The Judge has neither the scope nor the depth to justify its 141-minute running time.  This is a very familiar familial-legal drama – the screenplay by Nick Schenk and Bill Dubuque is original only in the technical sense.  Hotshot Chicago lawyer Hank Palmer (Robert Downey Jr) makes a good living defending clients whom he knows are often guilty.  His professional life is more successful than his personal one:  Hank is going through a divorce with his wife (Sarah Lancaster) and a battle for custody of their only child Lauren (Emma Tremblay).  He returns to Carlinville, Indiana, where he grew up, for his mother’s funeral – having been estranged for years from his father Joseph (Robert Duvall), a long-sitting state court judge.   As usual in this kind of piece, (a) home is the place the protagonist walked away from because (b) family life was full of unhappy memories in the form of (c) a few key traumatic events in childhood and adolescence.  For example, Hank’s elder brother Glen (Vincent D’Onofrio) was a promising baseball player until he was injured when the car the teenage Hank was driving crashed.  (Glen now runs a local motor supplies shop!)  The mental handicap of their younger brother Dale (Jeremy Strong) symbolises the emotionally crippled state of all the men in the Palmer family.   Judge Palmer is arrested in connection with a fatal hit-and-run accident that takes place on the night of the day of his wife’s funeral.  Hank thinks his mother’s death (she and his father were married fifty years) is causing the stern, self-righteous Joseph, a reformed alcoholic, to fall off the wagon.  In fact, the old man’s increasing égarement is an effect of the chemotherapy he’s been keeping quiet about.  Joseph goes on trial and Hank leads his defence.

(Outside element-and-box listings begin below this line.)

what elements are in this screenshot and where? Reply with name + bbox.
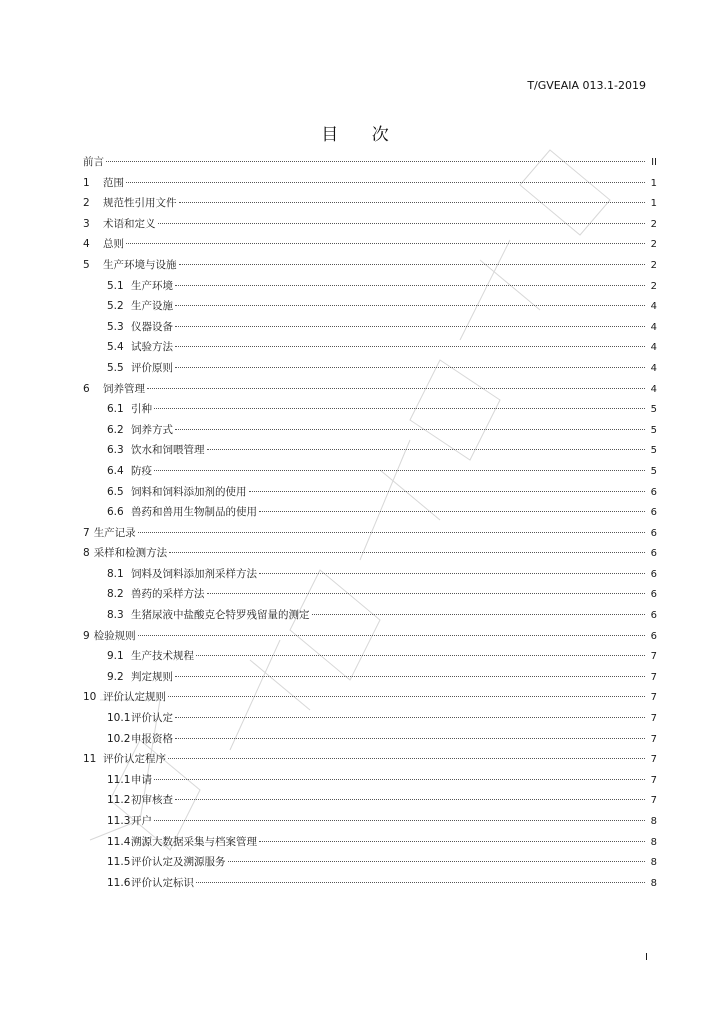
toc-entry-page: 5 (650, 404, 657, 416)
toc-entry-page: 7 (650, 692, 657, 704)
toc-entry-number: 8.1 (107, 567, 124, 580)
toc-entry-page: 8 (650, 816, 657, 827)
toc-title: 目 次 (321, 125, 403, 145)
toc-entry-page: 8 (650, 836, 657, 848)
dot-leader (154, 470, 645, 471)
toc-entry[interactable] (83, 626, 657, 647)
dot-leader (175, 799, 645, 800)
toc-entry[interactable] (83, 276, 657, 297)
toc-entry-page: 5 (650, 424, 657, 436)
toc-entry-title: 评价认定 (131, 712, 173, 725)
toc-entry-number: 11.6 (107, 876, 131, 889)
toc-entry-title: 溯源大数据采集与档案管理 (131, 835, 257, 848)
dot-leader (196, 655, 645, 656)
dot-leader (175, 429, 645, 430)
dot-leader (179, 264, 646, 265)
toc-entry[interactable] (83, 440, 657, 461)
dot-leader (207, 593, 646, 594)
toc-entry-page: 2 (650, 259, 657, 271)
toc-entry[interactable] (83, 832, 657, 853)
toc-entry-page: 8 (650, 857, 657, 869)
toc-entry[interactable] (83, 502, 657, 523)
toc-entry-title: 兽药和兽用生物制品的使用 (131, 506, 257, 519)
toc-entry-number: 5.4 (107, 341, 124, 354)
toc-entry-title: 前言 (83, 156, 104, 168)
toc-entry[interactable] (83, 379, 657, 400)
toc-entry-title: 术语和定义 (103, 217, 156, 230)
toc-entry[interactable] (83, 605, 657, 626)
dot-leader (147, 388, 645, 389)
toc-entry-title: 申报资格 (131, 732, 173, 745)
toc-entry-title: 初审核查 (131, 794, 173, 807)
toc-entry-page: 6 (650, 630, 657, 642)
toc-entry-title: 饲养方式 (131, 423, 173, 436)
toc-entry-number: 7 (83, 526, 90, 539)
toc-entry-page: 7 (650, 754, 657, 766)
toc-entry-title: 仪器设备 (131, 320, 173, 333)
toc-entry-title: 饲养管理 (103, 382, 145, 395)
toc-entry-title: 检验规则 (93, 629, 136, 642)
toc-entry[interactable] (83, 482, 657, 503)
toc-entry[interactable] (83, 193, 657, 214)
toc-entry-page: 7 (650, 713, 657, 725)
toc-entry-page: 6 (650, 548, 657, 560)
dot-leader (196, 882, 645, 883)
toc-entry-page: 7 (650, 651, 657, 663)
toc-entry-number: 11.3 (107, 815, 131, 827)
toc-entry[interactable] (83, 646, 657, 667)
dot-leader (126, 182, 645, 183)
dot-leader (175, 305, 645, 306)
dot-leader (179, 202, 646, 203)
toc-entry-page: 6 (650, 589, 657, 601)
toc-entry-page: 6 (650, 568, 657, 580)
toc-entry-page: II (651, 157, 657, 168)
toc-entry-title: 试验方法 (131, 341, 173, 354)
document-number: T/GVEAIA 013.1-2019 (527, 79, 646, 92)
toc-entry-page: 8 (650, 877, 657, 889)
toc-entry-title: 总则 (103, 238, 124, 251)
dot-leader (207, 449, 646, 450)
toc-entry-title: 饲料及饲料添加剂采样方法 (131, 567, 257, 580)
toc-entry-number: 11.5 (107, 856, 131, 869)
toc-entry-title: 生产记录 (93, 526, 136, 539)
toc-entry-number: 11 (83, 753, 97, 766)
dot-leader (175, 326, 645, 327)
toc-entry[interactable] (83, 852, 657, 873)
toc-entry-page: 4 (650, 301, 657, 313)
toc-entry[interactable] (83, 152, 657, 173)
toc-entry-title: 评价认定规则 (103, 691, 166, 704)
toc-entry-page: 1 (650, 198, 657, 210)
dot-leader (175, 285, 645, 286)
toc-entry[interactable] (83, 729, 657, 750)
dot-leader (158, 223, 646, 224)
toc-entry-number: 1 (83, 176, 90, 189)
toc-entry[interactable] (83, 461, 657, 482)
table-of-contents (83, 152, 657, 893)
toc-entry-number: 3 (83, 217, 90, 230)
toc-entry-number: 8.2 (107, 588, 124, 601)
dot-leader (154, 408, 645, 409)
toc-entry-number: 5.3 (107, 320, 124, 333)
toc-entry[interactable] (83, 811, 657, 832)
toc-entry[interactable] (83, 317, 657, 338)
toc-entry-number: 10.1 (107, 712, 131, 725)
toc-entry-number: 6.5 (107, 485, 124, 498)
dot-leader (175, 717, 645, 718)
dot-leader (228, 861, 646, 862)
toc-entry-title: 采样和检测方法 (93, 547, 168, 560)
toc-entry-page: 5 (650, 465, 657, 477)
toc-entry-title: 饲料和饲料添加剂的使用 (131, 485, 247, 498)
toc-entry-title: 生产环境 (131, 279, 173, 292)
toc-entry-title: 范围 (103, 176, 124, 189)
toc-entry-number: 9 (83, 629, 90, 642)
toc-entry[interactable] (83, 749, 657, 770)
toc-entry-number: 2 (83, 197, 90, 210)
toc-entry[interactable] (83, 296, 657, 317)
dot-leader (259, 841, 645, 842)
toc-entry-number: 6.1 (107, 403, 124, 416)
toc-entry-title: 兽药的采样方法 (131, 588, 205, 601)
toc-entry[interactable] (83, 420, 657, 441)
toc-entry-page: 6 (650, 610, 657, 622)
toc-entry-title: 生产技术规程 (131, 650, 194, 663)
toc-entry[interactable] (83, 358, 657, 379)
toc-entry[interactable] (83, 667, 657, 688)
toc-entry-title: 评价认定程序 (103, 753, 166, 766)
dot-leader (259, 573, 645, 574)
toc-entry[interactable] (83, 873, 657, 894)
toc-entry-title: 评价认定标识 (131, 876, 194, 889)
toc-entry-number: 6.3 (107, 444, 124, 457)
toc-entry-number: 9.1 (107, 650, 124, 663)
toc-entry-title: 饮水和饲喂管理 (131, 444, 205, 457)
dot-leader (126, 243, 645, 244)
toc-entry-number: 5.1 (107, 279, 124, 292)
dot-leader (175, 346, 645, 347)
toc-entry-page: 4 (650, 342, 657, 354)
toc-entry-number: 5.5 (107, 361, 124, 374)
toc-entry-title: 引种 (131, 403, 152, 416)
toc-entry[interactable] (83, 708, 657, 729)
toc-entry[interactable] (83, 399, 657, 420)
toc-entry[interactable] (83, 564, 657, 585)
toc-entry-page: 5 (650, 445, 657, 457)
toc-entry-number: 9.2 (107, 670, 124, 683)
dot-leader (168, 696, 645, 697)
toc-entry-page: 6 (650, 507, 657, 519)
toc-entry[interactable] (83, 173, 657, 194)
toc-entry-title: 规范性引用文件 (103, 197, 177, 210)
dot-leader (138, 635, 645, 636)
toc-entry-page: 4 (650, 321, 657, 333)
toc-entry[interactable] (83, 790, 657, 811)
toc-entry-title: 评价认定及溯源服务 (131, 856, 226, 869)
toc-entry-number: 5 (83, 258, 90, 271)
toc-entry[interactable] (83, 337, 657, 358)
dot-leader (138, 532, 645, 533)
toc-entry-page: 1 (650, 177, 657, 189)
toc-entry-number: 11.4 (107, 835, 131, 848)
dot-leader (259, 511, 645, 512)
dot-leader (154, 779, 645, 780)
toc-entry-number: 10 (83, 691, 97, 704)
toc-entry-number: 6 (83, 382, 90, 395)
toc-entry-title: 判定规则 (131, 670, 173, 683)
toc-entry[interactable] (83, 770, 657, 791)
toc-entry-page: 2 (650, 280, 657, 292)
toc-entry-page: 7 (650, 774, 657, 786)
toc-entry-page: 4 (650, 383, 657, 395)
page-number: I (645, 952, 648, 963)
toc-entry-number: 6.4 (107, 464, 124, 477)
toc-entry-title: 防疫 (131, 464, 152, 477)
toc-entry-page: 7 (650, 733, 657, 745)
dot-leader (168, 758, 645, 759)
toc-entry[interactable] (83, 523, 657, 544)
dot-leader (249, 491, 646, 492)
toc-entry-title: 生产环境与设施 (103, 258, 177, 271)
toc-entry-title: 评价原则 (131, 361, 173, 374)
toc-entry-number: 6.6 (107, 506, 124, 519)
toc-entry-number: 11.1 (107, 773, 131, 786)
toc-entry-title: 开户 (131, 815, 152, 827)
toc-entry[interactable] (83, 255, 657, 276)
toc-entry-title: 生猪尿液中盐酸克仑特罗残留量的测定 (131, 609, 310, 622)
toc-entry-page: 6 (650, 486, 657, 498)
toc-entry-page: 4 (650, 362, 657, 374)
toc-entry-number: 8 (83, 547, 90, 560)
toc-entry-page: 7 (650, 795, 657, 807)
toc-entry[interactable] (83, 687, 657, 708)
toc-entry-title: 申请 (131, 773, 152, 786)
dot-leader (154, 820, 645, 821)
dot-leader (175, 367, 645, 368)
toc-entry-page: 2 (650, 239, 657, 251)
toc-entry-number: 4 (83, 238, 90, 251)
toc-entry-page: 6 (650, 527, 657, 539)
toc-entry[interactable] (83, 234, 657, 255)
dot-leader (175, 676, 645, 677)
toc-entry-number: 5.2 (107, 300, 124, 313)
dot-leader (106, 161, 645, 162)
toc-entry-number: 11.2 (107, 794, 131, 807)
toc-entry-number: 10.2 (107, 732, 131, 745)
toc-entry[interactable] (83, 584, 657, 605)
toc-entry-page: 2 (650, 218, 657, 230)
toc-entry-number: 8.3 (107, 609, 124, 622)
toc-entry-number: 6.2 (107, 423, 124, 436)
toc-entry[interactable] (83, 543, 657, 564)
toc-entry-title: 生产设施 (131, 300, 173, 313)
dot-leader (312, 614, 646, 615)
dot-leader (169, 552, 645, 553)
dot-leader (175, 738, 645, 739)
toc-entry-page: 7 (650, 671, 657, 683)
toc-entry[interactable] (83, 214, 657, 235)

It’s not surprising that The Judge quickly fizzled out at the box office.  David Dobkin’s direction is no more imaginative than the story – why bother going to the cinema to see a movie-of-the-week that will soon turn up on TV anyway (even when the cameraman is Janusz Kaminski)?  The courtroom sequences in The Judge are, at least in their early stages, much superior to what British television viewers have been seeing the last few Monday nights, in the disappointing second series of Broadchurch, but things do get melodramatically ropy as the climax approaches.  Just as the prosecuting attorney (Billy Bob Thornton) gives up on trying to draw blood from Joseph and frustratedly confirms ‘No further questions’, the defendant clarifies his previous answer and the whole dynamic of the trial shifts.  The man killed in the hit-and-run, Mark Blackwell (Mark Kiely), had recently been released after serving twenty years for murder – a sentence handed down by Judge Palmer.  It emerges too that Blackwell was free to commit murder thanks to the very light penalty imposed by the Judge for an earlier crime.  Hank asks his father, in the witness box, to explain this uncharacteristic leniency.  The answer – helpful for anyone in the audience who needs reminding that Hank is Joseph’s son as well as his attorney – is that Blackwell’s plight reminded Judge Palmer of Hank as a troubled teenager.

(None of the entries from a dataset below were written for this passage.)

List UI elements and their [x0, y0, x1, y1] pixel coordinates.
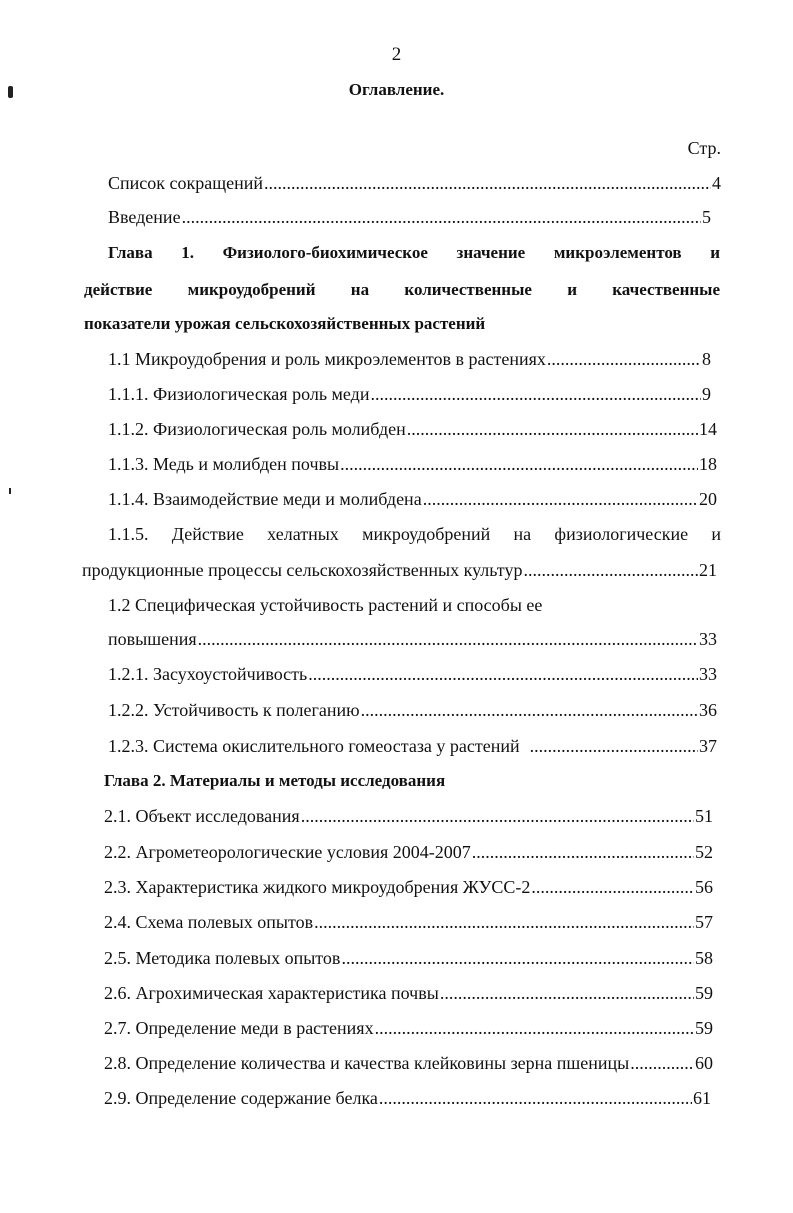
chapter-heading-line: Глава 1. Физиолого-биохимическое значение микроэлементов и	[108, 243, 720, 262]
toc-entry-text: 1.1 Микроудобрения и роль микроэлементов в растениях	[108, 349, 546, 369]
toc-entry-page: 5	[702, 207, 711, 227]
toc-entry	[104, 1087, 711, 1109]
toc-entry-page: 4	[712, 173, 721, 193]
toc-entry-page: 33	[699, 664, 717, 684]
toc-entry-text: 1.1.4. Взаимодействие меди и молибдена	[108, 489, 422, 509]
toc-entry-text: 1.2 Специфическая устойчивость растений и способы ее	[108, 595, 543, 615]
toc-entry	[108, 418, 717, 440]
toc-leader	[630, 1052, 694, 1074]
toc-entry-text: повышения	[108, 629, 197, 649]
toc-leader	[440, 982, 694, 1004]
toc-entry-text: 2.5. Методика полевых опытов	[104, 948, 341, 968]
toc-entry-page: 59	[695, 983, 713, 1003]
toc-entry	[108, 628, 717, 650]
toc-entry-page: 37	[699, 736, 717, 756]
toc-entry-page: 20	[699, 489, 717, 509]
toc-entry-page: 52	[695, 842, 713, 862]
toc-entry-text: 1.2.3. Система окислительного гомеостаза у растений	[108, 736, 520, 756]
toc-entry	[104, 876, 713, 898]
toc-leader	[547, 348, 701, 370]
toc-entry	[108, 172, 721, 194]
toc-entry-page: 61	[693, 1088, 711, 1108]
toc-entry-text-line	[108, 594, 721, 616]
toc-entry-text: Список сокращений	[108, 173, 263, 193]
toc-entry-text: 2.8. Определение количества и качества клейковины зерна пшеницы	[104, 1053, 630, 1073]
toc-leader	[308, 663, 698, 685]
toc-entry	[82, 559, 717, 581]
toc-entry-text: 2.2. Агрометеорологические условия 2004-2007	[104, 842, 471, 862]
toc-leader	[361, 699, 698, 721]
page-title: Оглавление.	[348, 80, 445, 99]
toc-entry-text: 2.4. Схема полевых опытов	[104, 912, 314, 932]
scan-mark-small	[9, 488, 11, 494]
toc-leader	[301, 805, 694, 827]
toc-entry	[104, 1017, 713, 1039]
toc-entry-text: 2.7. Определение меди в растениях	[104, 1018, 374, 1038]
toc-entry-page: 56	[695, 877, 713, 897]
toc-leader	[264, 172, 711, 194]
toc-entry	[104, 947, 713, 969]
toc-entry-text: продукционные процессы сельскохозяйственных культур	[82, 560, 523, 580]
chapter-heading-line: показатели урожая сельскохозяйственных растений	[84, 314, 486, 333]
chapter-heading-line: Глава 2. Материалы и методы исследования	[104, 771, 446, 790]
toc-leader	[340, 453, 698, 475]
toc-leader	[341, 947, 694, 969]
toc-entry	[108, 699, 717, 721]
toc-entry	[104, 1052, 713, 1074]
toc-entry	[104, 841, 713, 863]
toc-entry	[108, 453, 717, 475]
toc-entry-page: 60	[695, 1053, 713, 1073]
toc-entry-page: 18	[699, 454, 717, 474]
toc-entry-text: 1.1.2. Физиологическая роль молибден	[108, 419, 406, 439]
toc-entry-text: 2.6. Агрохимическая характеристика почвы	[104, 983, 439, 1003]
toc-entry-page: 21	[699, 560, 717, 580]
toc-entry	[108, 383, 711, 405]
toc-entry-text: Введение	[108, 207, 181, 227]
toc-entry-page: 8	[702, 349, 711, 369]
toc-entry-page: 36	[699, 700, 717, 720]
toc-entry-text: 2.3. Характеристика жидкого микроудобрения ЖУСС-2	[104, 877, 531, 897]
toc-leader	[523, 559, 698, 581]
toc-leader	[407, 418, 698, 440]
toc-leader	[182, 206, 701, 228]
toc-entry	[108, 348, 711, 370]
toc-entry-text: 2.1. Объект исследования	[104, 806, 300, 826]
toc-entry-page: 14	[699, 419, 717, 439]
toc-entry-page: 51	[695, 806, 713, 826]
toc-entry	[104, 911, 713, 933]
chapter-heading-line: действие микроудобрений на количественные и качественные	[84, 280, 720, 299]
toc-entry	[108, 488, 717, 510]
toc-entry-text: 1.2.1. Засухоустойчивость	[108, 664, 308, 684]
toc-entry-page: 58	[695, 948, 713, 968]
toc-entry	[104, 805, 713, 827]
toc-entry-text: 1.2.2. Устойчивость к полеганию	[108, 700, 360, 720]
toc-leader	[198, 628, 698, 650]
toc-entry-text: 1.1.5. Действие хелатных микроудобрений на физиологические и	[108, 524, 721, 544]
toc-entry-page: 33	[699, 629, 717, 649]
toc-leader	[530, 735, 698, 757]
page-number: 2	[391, 44, 402, 65]
toc-leader	[379, 1087, 692, 1109]
toc-leader	[531, 876, 694, 898]
toc-entry-text: 2.9. Определение содержание белка	[104, 1088, 378, 1108]
toc-leader	[314, 911, 694, 933]
page-column-label: Стр.	[687, 138, 721, 158]
toc-leader	[370, 383, 701, 405]
toc-entry-text: 1.1.3. Медь и молибден почвы	[108, 454, 340, 474]
toc-entry-page: 57	[695, 912, 713, 932]
toc-leader	[423, 488, 698, 510]
toc-entry	[108, 735, 717, 757]
toc-leader	[375, 1017, 694, 1039]
toc-entry-text: 1.1.1. Физиологическая роль меди	[108, 384, 370, 404]
toc-entry-page: 59	[695, 1018, 713, 1038]
toc-entry	[104, 982, 713, 1004]
toc-entry-page: 9	[702, 384, 711, 404]
toc-entry	[108, 206, 711, 228]
toc-entry	[108, 663, 717, 685]
toc-leader	[472, 841, 694, 863]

This is not much of a film but I found it oddly restful to watch.  The characters, although their predicaments are clichéd, are mostly well played.  In the smaller roles, Billy Bob Thornton is acute as the prosecutor and Vera Farmiga, who deserves better roles, emotionally fluid as the old girlfriend Hank left behind in Carlinville.  Ken Howard is good too, as the judge at the judge’s trial.  What praise there’s been for The Judge has centred on Robert Duvall’s performance as Joseph.  An ornery, unsmiling traditionalist – a ‘holier-than-thou prick’, as Hank describes his father – might seem to come too easily to Duvall.  He’s impressive, though, not least because you’re aware that it may not come many more times to an actor now in his eighty-fifth year.  (Perhaps Duvall doesn’t look quite his age but he looks older than the character is meant to be – Judge Palmer is in his early seventies.)   It’s Robert Downey Jr, however, who’s the best reason for seeing The Judge.  Downey doesn’t always connect much with other actors but his sardonic, self-absorbed quality works well here.  He could be expressing unease about giving himself to such obvious material but Downey’s wit and reticence leaven with wryness the predictable ironies of the story.  He suggests a troubled nature – a man who won’t get conflicts out of his system as neatly as the script seems to suggest.   The score isn’t anything special but, being by Thomas Newman, it’s very pleasant.